Die Zertifizierung ist für die Hersteller zwar mit einigen Stunden Aufwand pro Jahr verbunden sowie mit Kosten, vergleichbar mit einer Biozertifizierung. Aber sowohl die Konsumenten wie auch die Markeninhaber geniessen Vorteile: «Mit der Kontrolle vor Ort vermeidet man Trittbrettfahrer oder Programme, die ihre Priorität einseitig auf reine Werbung setzen», sagt Sermet. Konkret: man vermeidet das Täuschungsrisiko. Die Regionalmarke erhält wesentlich mehr Glaubwürdigkeit und wird «Kassensturz-resistent». Allerdings gibt es auch erfolgreiche, nicht zertifizierte Regionalmarken-Programme wie «Natürli aus dem Zürcher Berggebiet» für Milchprodukte: Die Zertifizierung ist nicht der einzige Erfolgsfaktor und bietet auch keine kommerzielle Erfolgsgarantie.

Dank AOC besser exportfähig

Bei der Zertifizierungspflicht gleichen sich die Herkunftsdeklarationsarten an, aber andere Unterschiede bleiben bestehen: AOC besitzt national und international das beste Image: diese Deklaration ist dank den Weinen gut bekannt, daher können AOC-Produkte überregional vermarktet und exportiert werden. Regionalprodukte dagegen sind vor allem in der Herstellregion bekannt. Regionalmarken bezwecken die lokale Wirtschaftsförderung, AOC/IGP jedoch zusätzlich die Pflege von Traditionen und die sensorische Einzigartigkeit. Kaufmotive für beide Produktarten sind ferner kurze Transportwege und – generell bei Schweizer Produkten – die Lebensmittelsicherheit.

Die Kaufmotive für Terroirprodukte sowie die Wirkung der staatlichen Absatzförderung werden Gegenstand einer Studie bei Agridea. Die Ergebnisse stehen frühestens im Herbst 2009 zur Verfügung. Zur Untersuchung der Kommunikationswirkung von AOC und IGP ist ferner im Jahr 2010 eine Konsumenten-Erhebung geplant. Aber heute schon sagen Experten, dass die Kaufmotive regional verschieden sind – vor allem beim Vergleich zwischen der französischen und der deutschen Schweiz. Westschweizer orientieren sich eher an AOC - sie besitzen mehr Sensibilität und Erfahrung mit dem Genusswert. Deutschschweizer dagegen achten eher auf Labels. «Aber auch in der Westschweiz legen Regionalmarken zu», stellt Sermet fest.
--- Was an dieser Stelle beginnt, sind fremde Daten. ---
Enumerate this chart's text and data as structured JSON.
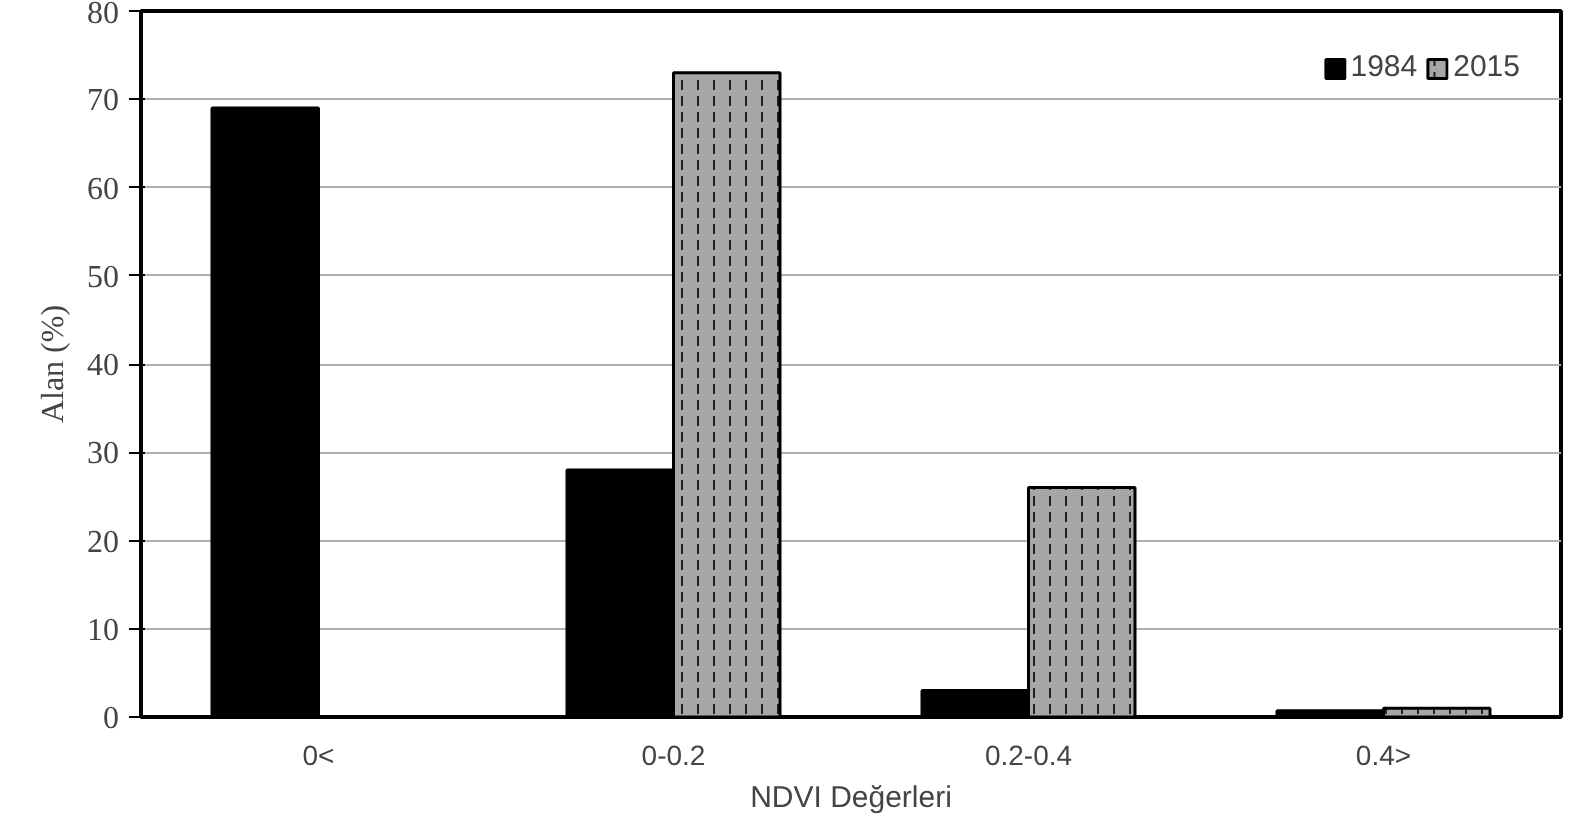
{
  "chart_data": {
    "type": "bar",
    "xlabel": "NDVI Değerleri",
    "ylabel": "Alan (%)",
    "categories": [
      "0<",
      "0-0.2",
      "0.2-0.4",
      "0.4>"
    ],
    "series": [
      {
        "name": "1984",
        "color": "#000000",
        "values": [
          69,
          28,
          3,
          0.7
        ]
      },
      {
        "name": "2015",
        "color": "#a6a6a6",
        "values": [
          null,
          73,
          26,
          1
        ]
      }
    ],
    "ylim": [
      0,
      80
    ],
    "yticks": [
      0,
      10,
      20,
      30,
      40,
      50,
      60,
      70,
      80
    ],
    "grid": "y",
    "legend": "top right"
  }
}
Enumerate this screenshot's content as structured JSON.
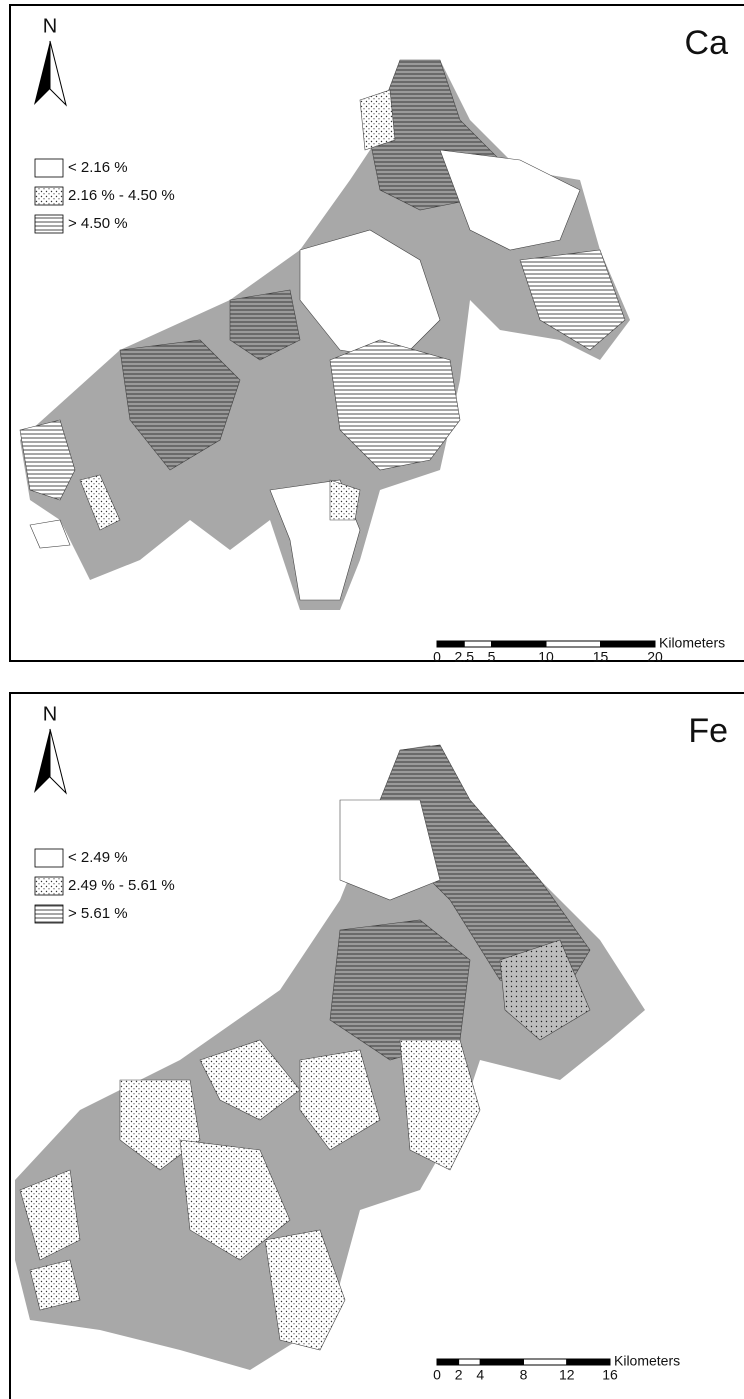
{
  "panels": [
    {
      "label": "Ca",
      "north": "N",
      "legend": [
        "< 2.16 %",
        "2.16 % - 4.50 %",
        "> 4.50 %"
      ],
      "scale": {
        "unit": "Kilometers",
        "ticks": [
          0,
          2.5,
          5,
          10,
          15,
          20
        ]
      }
    },
    {
      "label": "Fe",
      "north": "N",
      "legend": [
        "< 2.49 %",
        "2.49 % - 5.61 %",
        "> 5.61 %"
      ],
      "scale": {
        "unit": "Kilometers",
        "ticks": [
          0,
          2,
          4,
          8,
          12,
          16
        ]
      }
    }
  ]
}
Grösseres Mengenpotenzial bei Regionalmarken

Umgekehrt sind die Absatzförderungserfolge der AOC-Vereinigung je nach Produkt stark verschieden, und die durchschnittliche Tendenz zeigt nach oben. «Vom Verschwinden bedrohte Spezialitäten wie der Rheintaler Ribelmais oder die Poire à Botzi haben vor allem dank AOC-Status wieder Erfolg», meint Pokorny, «und der Tête de Moine verzeichnet seit Jahren ein starkes Wachstum im Export», dies allerdings bei relativ kleinen Tonnagen. Die mengenmässig grössten AOC-Produkte sind Gruyère und Emmentaler, die zusammen über 82% aller AOC/IGP-Produkte ausmachen. Bei Produkten mit kleinen Mengen bzw aus kleinen Regionen, wie dem Genfer Gemüse «Cardon épineux», dem Munder Safran oder der Saucisse d’Ajoie ist das Potenzial stark limitiert. «Aber das Wachstum ist bei AOC/IGP-Produkten nicht erstrangig, sondern die Steigerung der Wertschöpfung», betont Pokorny, «dies weil ein Wachstum im Gegensatz zu Industrieprodukten durch die Pflicht zur regionalen Herstellung nicht beliebig gesteigert werden kann).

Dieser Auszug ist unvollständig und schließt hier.